Buddha mengarahkan kepada para siswa-Nya agar memiliki kemampuan menjadi
pembabar Dharma. Seorang umat dapat menjadi seorang siswa yang memiliki keyakinan, saleh
dan terpelajar, tetapi bukan seorang pembabar Dharma. Sampai sejauh itu, ia belum sempurna.
la harus memperbaiki kekurangan ini, menjadi seorang siswa yang memiliki keyakinan, saleh,
terpelajar, dan juga seorang pembabar Dharma. Bila ia telah memiliki semua itu, ia sempuma
sampai batas tersebut. Lebih jauh lagi ia masih harus menyempurnakan diri dalam berbagai
keahlian yang lain (A.V.10).
Para siswa, kepada siapa engkau bersimpati, kepada siapa yang berpikir engkau
memperhatikannya, teman, sahabat karib, sanak keluarga dan relasi, mereka hendaknya
dinasihatkan agar berpegang pada Empat Jalur untuk memasuki Arus Kesucian. Apakah
keempat jalur itu? Mereka hendaknya diberi nasihat agar memiliki keyakinan yang kuat kepada
Buddha, kepada Dharma, kepada Sangha, dan memiliki kebajikan yang sangat dihargai oleh
orang-orang yang mulia yang membawa kepada konsentrasi pikiran. (S.V.366).
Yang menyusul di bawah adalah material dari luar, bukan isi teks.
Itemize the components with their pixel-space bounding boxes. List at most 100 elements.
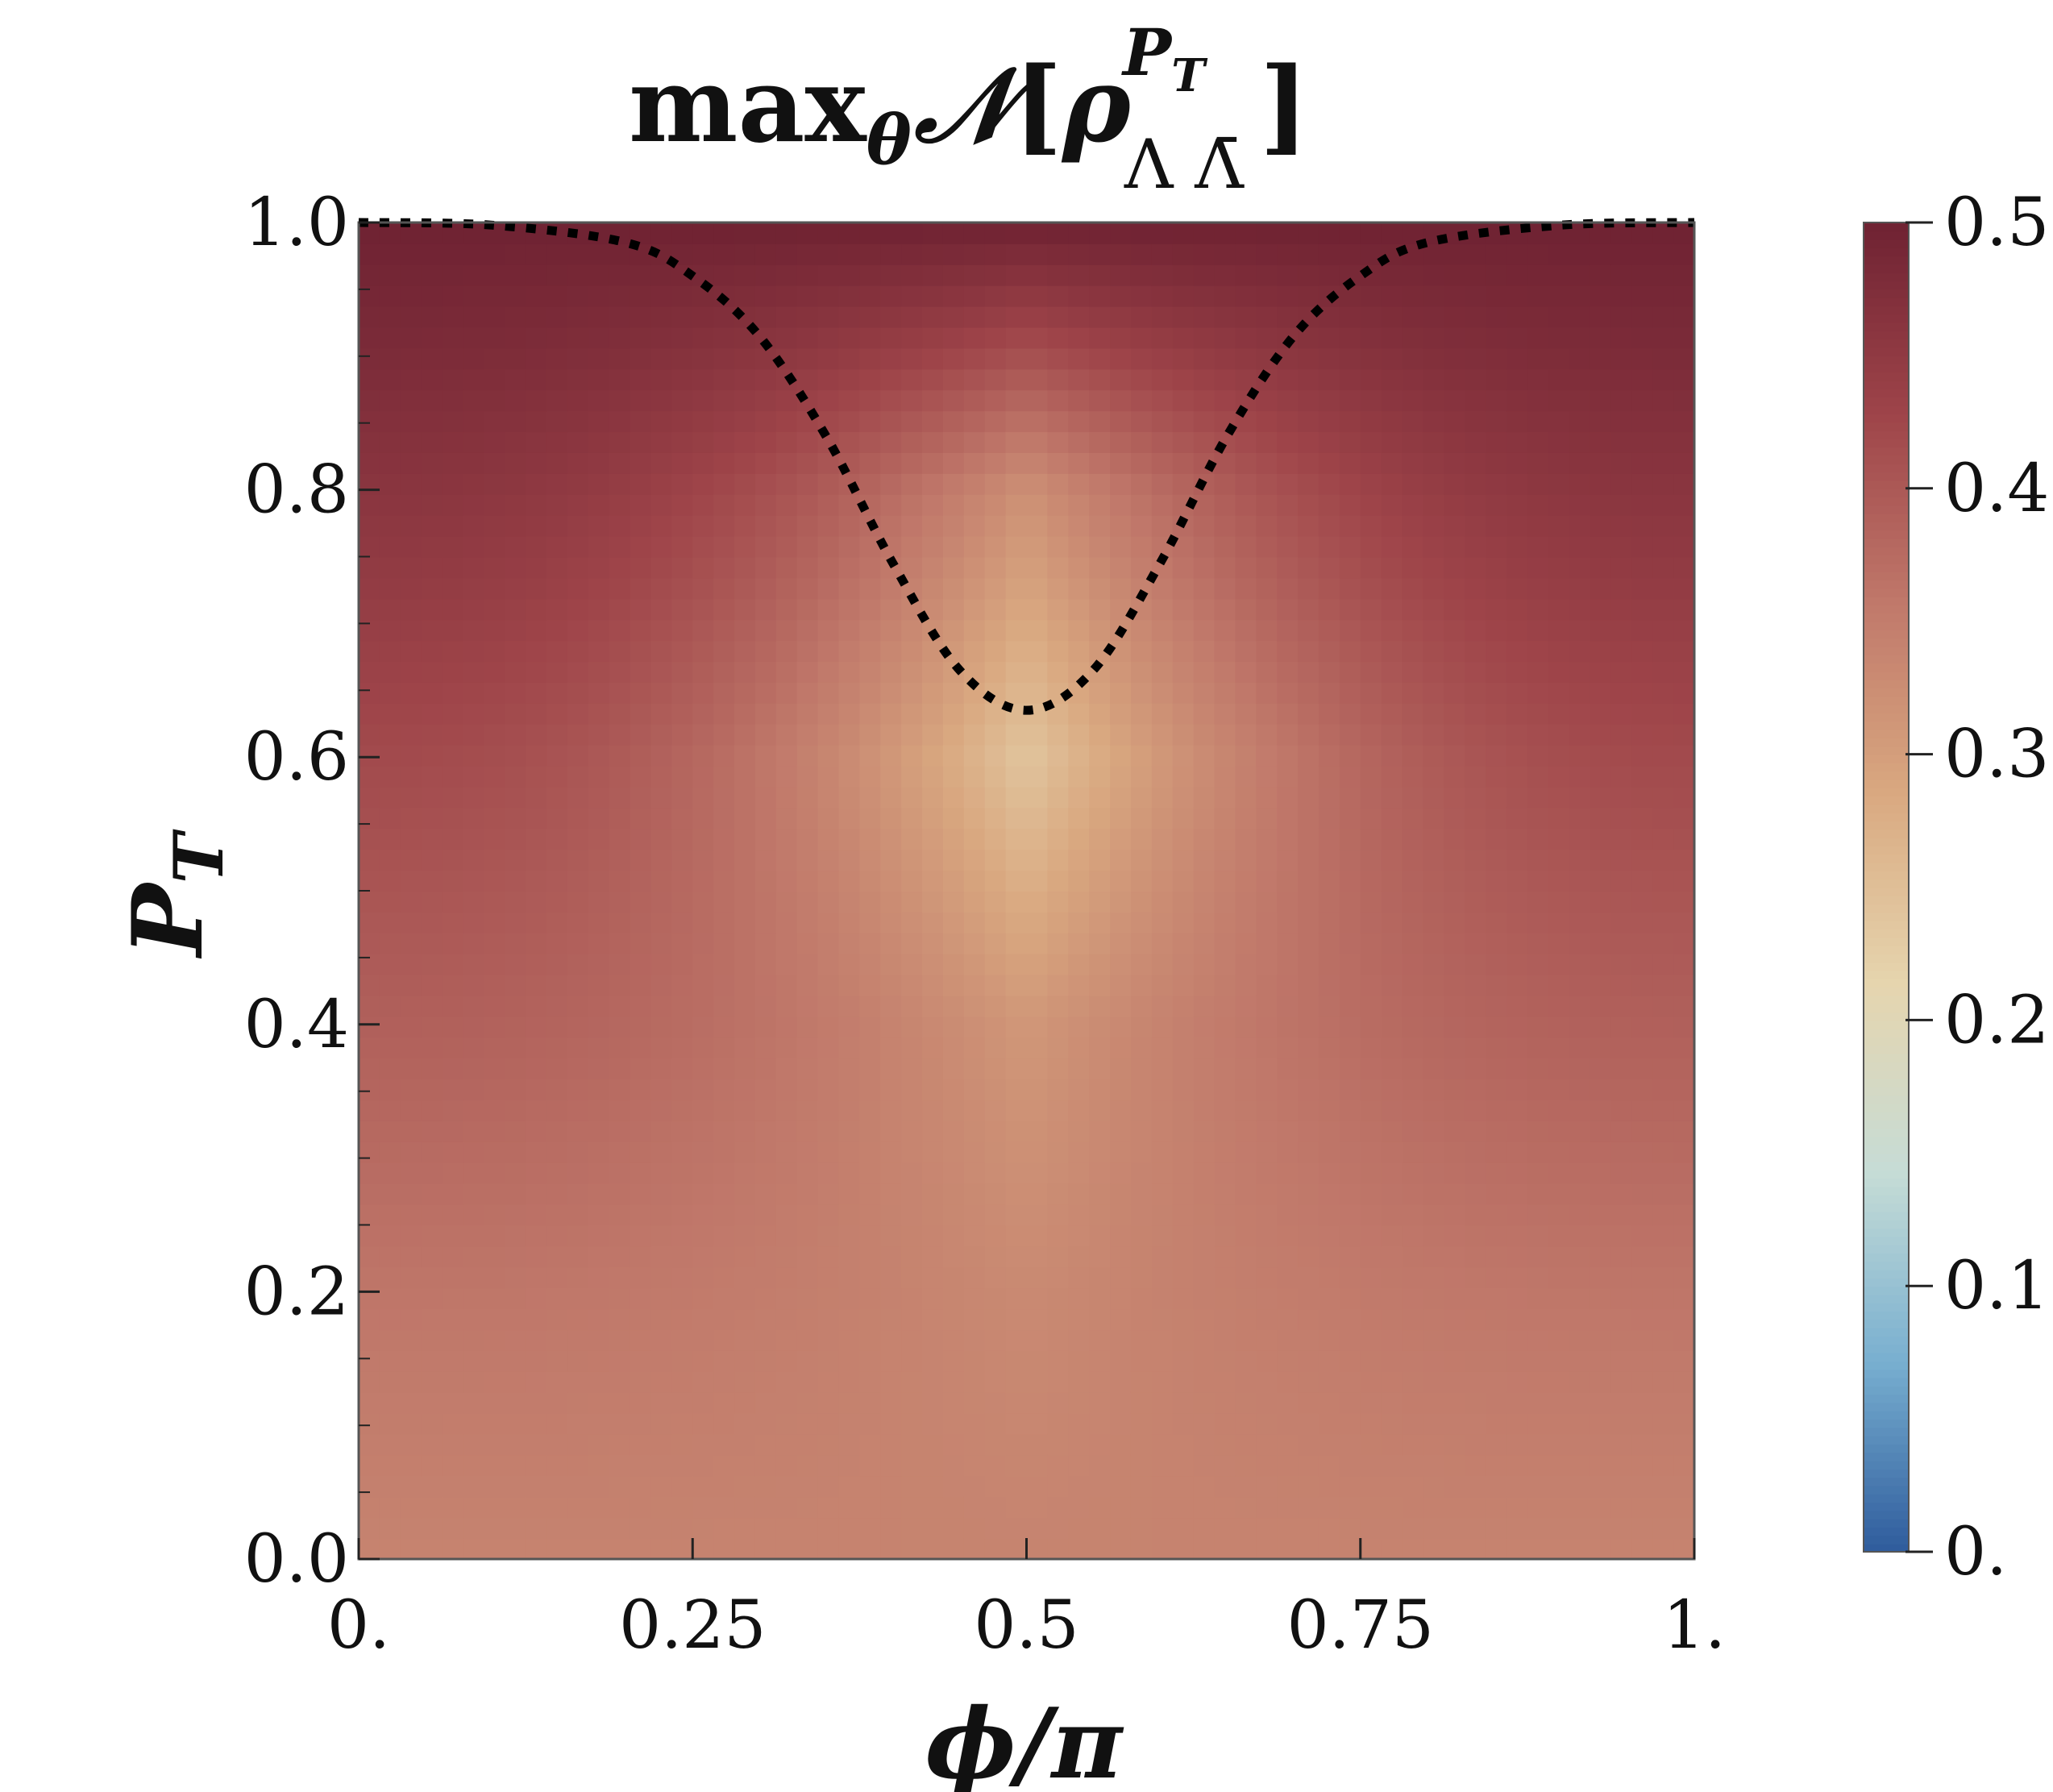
heatmap-cell: [421, 1204, 443, 1226]
colorbar-segment: [1864, 1028, 1909, 1038]
heatmap-cell: [379, 744, 401, 767]
heatmap-cell: [1631, 514, 1654, 537]
heatmap-cell: [880, 828, 903, 850]
heatmap-cell: [505, 786, 527, 809]
heatmap-cell: [650, 640, 673, 663]
heatmap-cell: [1590, 243, 1612, 265]
heatmap-cell: [1214, 1120, 1236, 1142]
heatmap-cell: [1465, 514, 1487, 537]
heatmap-cell: [901, 389, 924, 412]
heatmap-cell: [1486, 1433, 1507, 1456]
heatmap-cell: [1151, 306, 1174, 328]
heatmap-cell: [963, 1412, 986, 1435]
heatmap-cell: [1026, 222, 1049, 244]
heatmap-cell: [754, 932, 777, 954]
colorbar-segment: [1864, 1394, 1909, 1403]
heatmap-cell: [1381, 1475, 1403, 1498]
colorbar-segment: [1864, 1452, 1909, 1461]
heatmap-cell: [1110, 1204, 1132, 1226]
heatmap-cell: [1673, 870, 1694, 892]
colorbar-segment: [1864, 430, 1909, 439]
heatmap-cell: [880, 1058, 903, 1080]
heatmap-cell: [1402, 1120, 1424, 1142]
heatmap-cell: [1673, 953, 1694, 975]
heatmap-cell: [1631, 451, 1654, 474]
heatmap-cell: [546, 556, 568, 579]
heatmap-cell: [1527, 1370, 1549, 1393]
heatmap-cell: [379, 1329, 401, 1351]
heatmap-cell: [1172, 640, 1195, 663]
heatmap-cell: [1444, 681, 1466, 704]
heatmap-cell: [692, 577, 715, 600]
heatmap-cell: [1444, 1183, 1466, 1205]
heatmap-cell: [505, 1224, 527, 1247]
heatmap-cell: [463, 451, 485, 474]
heatmap-cell: [1256, 577, 1278, 600]
heatmap-cell: [442, 661, 464, 683]
heatmap-cell: [671, 1349, 694, 1372]
heatmap-cell: [859, 974, 882, 996]
heatmap-cell: [1318, 1370, 1340, 1393]
heatmap-cell: [630, 368, 652, 391]
heatmap-cell: [400, 1266, 422, 1289]
heatmap-cell: [505, 1329, 527, 1351]
heatmap-cell: [1590, 702, 1612, 725]
heatmap-cell: [1214, 807, 1236, 829]
heatmap-cell: [1506, 1058, 1528, 1080]
heatmap-cell: [609, 1538, 631, 1559]
heatmap-cell: [734, 577, 756, 600]
heatmap-cell: [901, 243, 924, 265]
heatmap-cell: [630, 1475, 652, 1498]
heatmap-cell: [609, 1037, 631, 1059]
heatmap-cell: [1151, 347, 1174, 370]
heatmap-cell: [1130, 389, 1153, 412]
heatmap-cell: [859, 451, 882, 474]
heatmap-cell: [1130, 765, 1153, 788]
heatmap-cell: [1631, 891, 1654, 913]
colorbar-segment: [1864, 314, 1909, 323]
heatmap-cell: [671, 1224, 694, 1247]
heatmap-cell: [505, 765, 527, 788]
heatmap-cell: [1527, 1287, 1549, 1310]
colorbar-segment: [1864, 671, 1909, 680]
heatmap-cell: [1068, 1433, 1091, 1456]
heatmap-cell: [859, 1496, 882, 1519]
heatmap-cell: [400, 1100, 422, 1121]
heatmap-cell: [1151, 1079, 1174, 1101]
heatmap-cell: [630, 326, 652, 349]
heatmap-cell: [1026, 1538, 1049, 1559]
heatmap-cell: [567, 1349, 589, 1372]
heatmap-cell: [505, 828, 527, 850]
heatmap-cell: [1089, 347, 1112, 370]
heatmap-cell: [775, 1079, 798, 1101]
heatmap-cell: [1068, 410, 1091, 433]
heatmap-cell: [1235, 828, 1257, 850]
heatmap-cell: [421, 765, 443, 788]
heatmap-cell: [567, 493, 589, 516]
heatmap-cell: [588, 577, 610, 600]
heatmap-cell: [359, 1183, 380, 1205]
heatmap-cell: [1569, 870, 1591, 892]
heatmap-cell: [1047, 786, 1070, 809]
heatmap-cell: [1527, 619, 1549, 642]
heatmap-cell: [1569, 661, 1591, 683]
heatmap-cell: [1506, 389, 1528, 412]
heatmap-cell: [942, 1517, 965, 1540]
heatmap-cell: [1235, 1308, 1257, 1331]
heatmap-cell: [359, 765, 380, 788]
heatmap-cell: [379, 765, 401, 788]
heatmap-cell: [1193, 1016, 1216, 1038]
heatmap-cell: [567, 368, 589, 391]
heatmap-cell: [942, 431, 965, 453]
heatmap-cell: [963, 514, 986, 537]
heatmap-cell: [379, 1538, 401, 1559]
colorbar-segment: [1864, 1477, 1909, 1486]
heatmap-cell: [942, 1162, 965, 1184]
heatmap-cell: [942, 1037, 965, 1059]
heatmap-cell: [1339, 1308, 1361, 1331]
heatmap-cell: [442, 347, 464, 370]
heatmap-cell: [796, 1162, 819, 1184]
heatmap-cell: [734, 243, 756, 265]
heatmap-cell: [1486, 681, 1507, 704]
heatmap-cell: [1486, 828, 1507, 850]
Pemberian yang terbaik menurut Buddha adalah pemberian Dharma. Jasa kebajikan yang
terbaik adalah mengajarkan Dharma berulang-ulang kepada orang yang menaruh perhatian.
Perbuatan yang terbaik adalah mendorong, menanam, membangun keyakinan kepada mereka
yang tidak memiliki keyakinan, moralitas kepada yang tidak bermoral, kemurahan hati kepada
mereka yang kikir, dan kebijaksanaan kepada mereka yang bodoh (A.IV.364).
Dorongan menjadi Dharmaduta timbul dari keinginan memupuk karma baik dan
memang wajar orang terpanggil untuk berbuat sesuatu yang berguna bagi dirinya sendiri dan
bagi orang lain. Pahala dari perbuatan ini banyak disebutkan dalam Kitab Suci. Barangsiapa
memelihara, memperbanyak atau mengkhotbahkan Sutra kepada orang lain akan memperoleh
pahala, ia terlindung, mencapai kemuliaan, mendapatkan tempat bersama Tathagata yang akan
meletakkan tangan-Nya di atas kepala-kepala mereka (Saddharmapundarika-sutra
X). Seseorang yang dapat mempelajari baik-baik, mempertahankan, membacakan dan
menjelaskan Sutra kepada orang lain, akan memperoleh pahala kebajikan yang tak terukur, tak
terbatas (Vajracchedika-prajnaparamita-sutra 15).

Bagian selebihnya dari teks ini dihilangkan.